Ob Grundwasserschutz, Erdwärmenutzung, Planungsdaten zum Untergrund oder auch das Erkennen potenzieller Geogefahren: Viele Vorhaben können ohne die Daten des Geologischen Dienstes NRW nicht durchgeführt werden. Er betreibt die geologische Landesaufnahme für ganz NRW und erhebt geowissenschaftliche Grundlagendaten. Bohrkerne liefern dabei ungestörte Proben, an denen neben der Sedimentabfolge auch zu sehen ist, wie die Schichten im Untergrund lagern und ob sie von Verwerfungen durchzogen werden. Dies sind dringend notwendige Referenzdaten, um die Verbreitung, Mächtigkeit und den Aufbau der Gesteinsschichten im Untergrund zu erfassen und in geologischen Karten und Informationssystemen darzustellen.
Mit der Kernbohrung bei Bocholt-Mussum werden gezielt die Lockergesteine aus der jüngeren Tertiär-Zeit erkundet: Im dort verlaufenden Bocholter Graben, einer besonderen geologischen Struktur, ist die miozänzeitliche Schichtenfolge der Breda-Formation nahezu vollständig überliefert. Nur hier kann sie komplett erbohrt werden. Die Abfolge besteht aus Schluffen und Feinsanden, die vor ca. 19 bis 6 Millionen Jahren in einem flachen Meer abgelagert wurden. Außerhalb der Grabenstruktur sind die jüngeren Schichtglieder dieser Formation abgetragen. Die gesamte Struktur ist allerdings im Bereich des Bohrpunktes nur etwa 700 Meter breit. Gleichzeitig wird sie von mächtigen quartärzeitlichen Terrassenablagerungen des Rheins und seiner Nebenflüsse überdeckt.

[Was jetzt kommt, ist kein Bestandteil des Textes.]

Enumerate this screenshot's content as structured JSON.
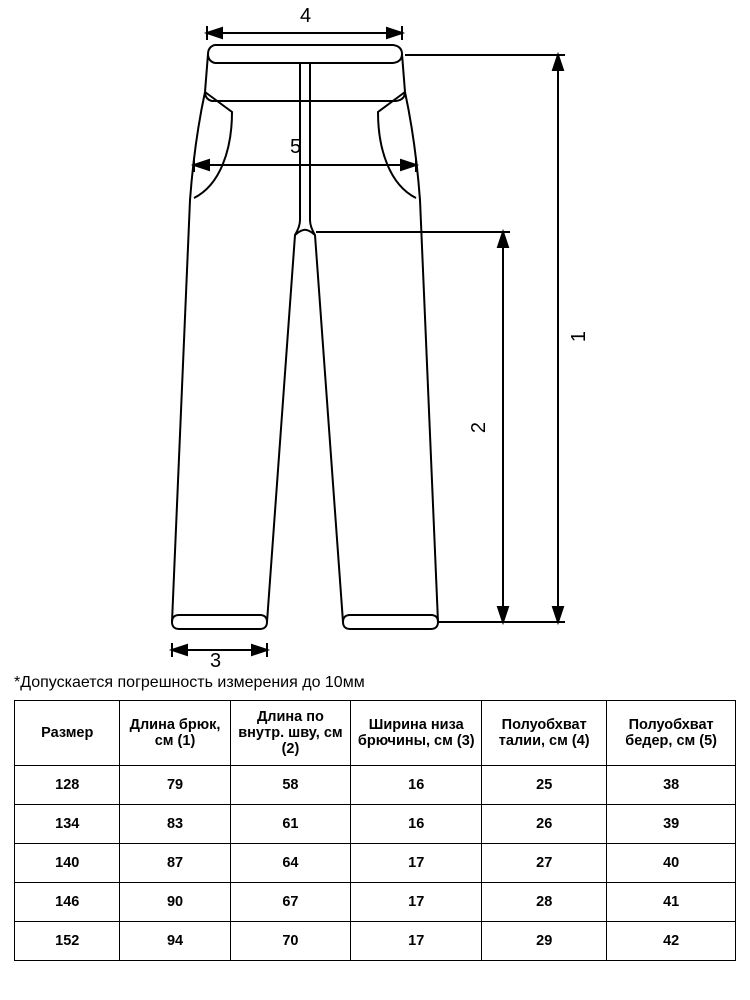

Folgenden Fragen gehen die Krefelder Geowissenschaftlerinnen und Geowissenschaftler nach: Wie mächtig ist die Grabenfüllung, wie mächtig sind die einzelnen Schichtpakete aus Schluff und Feinsand und wie sehen die Übergänge zwischen den einzelnen Schichten und zu den darunter lagernden Sanden der oligozänzeitlichen Grafenberg-Formation (23 Mio. J. und älter) aus? Aus der Schichtenfolge und den darin enthaltenen Fossilien kann anschließend der damalige Ablagerungsraum rekonstruiert werden. Die Bohrung Bocholt-Mussum liefert ein Referenzprofil für die miozänzeitliche Schichtenfolge in der Region und hat daher eine große Bedeutung für die geologische Landesaufnahme.
„Die Bohrung wird voraussichtlich 3 bis 4 Wochen dauern“, so die verantwortliche Geologin Dr. Linda Prinz. „Wir erwarten, die tertiärzeitliche Schichtenfolge unter etwa 20 m mächtigen, sandig-kiesigen Terrassenablagerungen des Quartärs anzutreffen.“ Zum Ende des Bohrvorgangs erfolgt eine geophysikalische Vermessung des Bohrlochs durch den Geologischen Dienst NRW. Damit werden zusätzlich Daten zu den Gesteinseigenschaften und den Grundwasserverhältnissen erfasst. Die genaue Bohrkernaufnahme mit der Beschreibung der Sedimentabfolge findet im Anschluss im Geologischen Dienst in Krefeld statt.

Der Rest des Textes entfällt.